During its nearly 60 years in operation, HAS has developed a reputation among patients and in the Haitian healthcare community for smart diagnostics – the ability to assess puzzling patient symptoms, identify the underlying cause using appropriate diagnostic tools, and provide treatment that will help patients fully recover and return to productive lives.
The story of HAS patient Wisgens is just one recent example.
A translator from Port-au-Prince, Wisgens is diabetic. He manages the disease well and is normally in excellent shape. He was surprised when, earlier this year, he came down with a severe cough, began to lose weight, and did not have the energy to complete once-routine tasks. His local health center diagnosed him with pneumonia and prescribed antibiotics – yet, after weeks of treatment with a few different rounds of medication, he experienced no improvement.
His sister-in-law, who is from Deschapelles, told him about HAS’ incredible work in the Artibonite – about two-and-a-half hours from the capital city where Wisgens lives with his family. The family decided that they would give HAS a chance since Wisgens had not found relief in Port-au-Prince.
“His condition was very severe when he came in to see us,” remembers HAS Medical Director and internist Dr. Herriot Sannon. The Internal Medicine department at HAS treated Wisgens for what HAS clinicians diagnosed as a lung abscess revealed on a chest x-ray.
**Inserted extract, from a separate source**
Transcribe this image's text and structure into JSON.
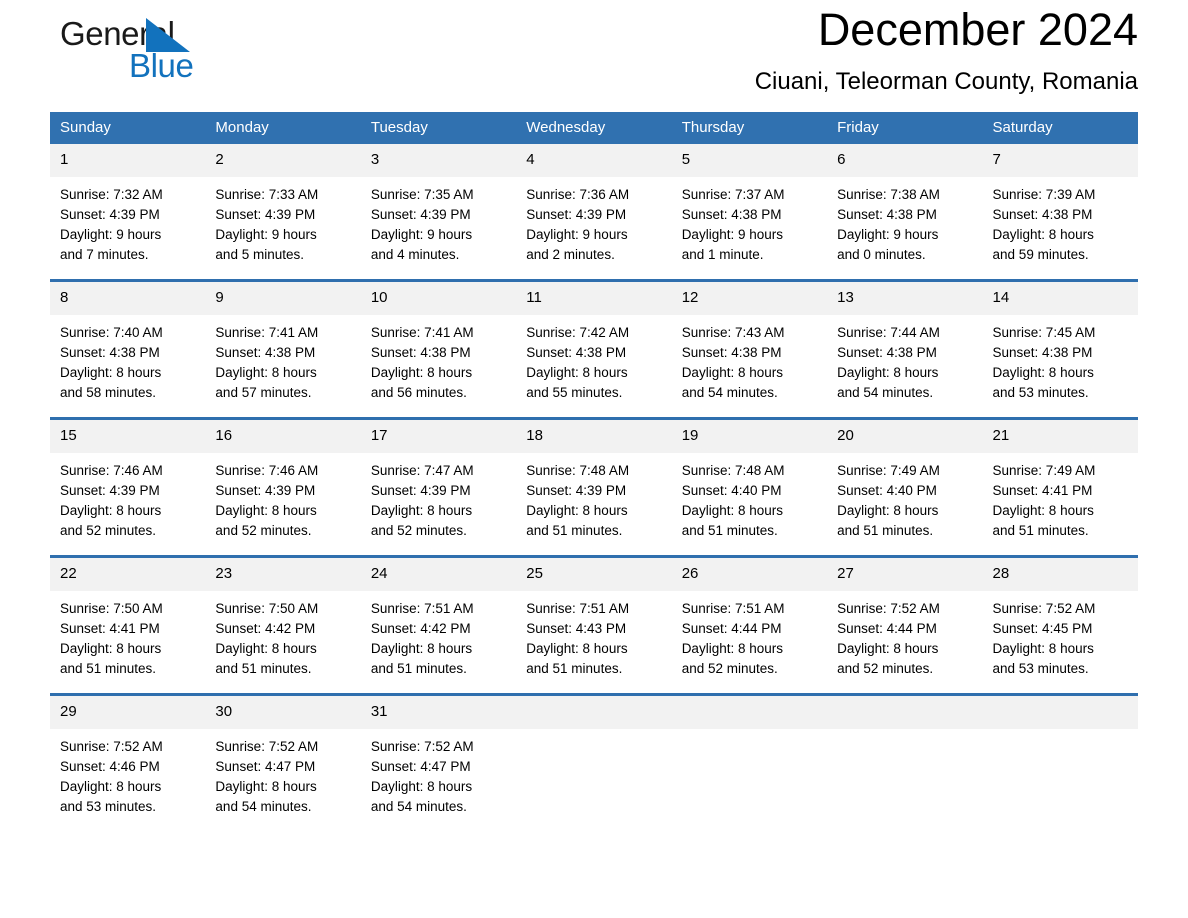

“We observed his progress closely as we treated him with an antibiotic combination that included meropenem, which is successful in treating bacteria that can cause a lung abscess,” says Sannon.
Wisgens appreciated the HAS doctors’ approach to his care; they spoke with him regularly about how he was feeling, monitoring his progress closely to find the right treatment for his unique case. “With the dialogue that we had about my care, we were able to explore the possibilities,” says Wisgens. “I want to congratulate all the doctors at HAS. They are always ready to respond to the call of service.”
After three weeks, Wisgens was feeling much better and was sent home with oral antibiotics to ensure full recovery. He has returned for two follow-up visits and has made a complete recovery.
“At HAS, we are fortunate to have a microbiology laboratory, which is relatively rare in Haiti, and to have tools such as a digital X-ray system, which enable us to solve some of the most difficult or unusual cases,” said Dr. Sannon. “And, of course, it’s all possible because of donor support. Our staff and patients are most grateful for this capability.”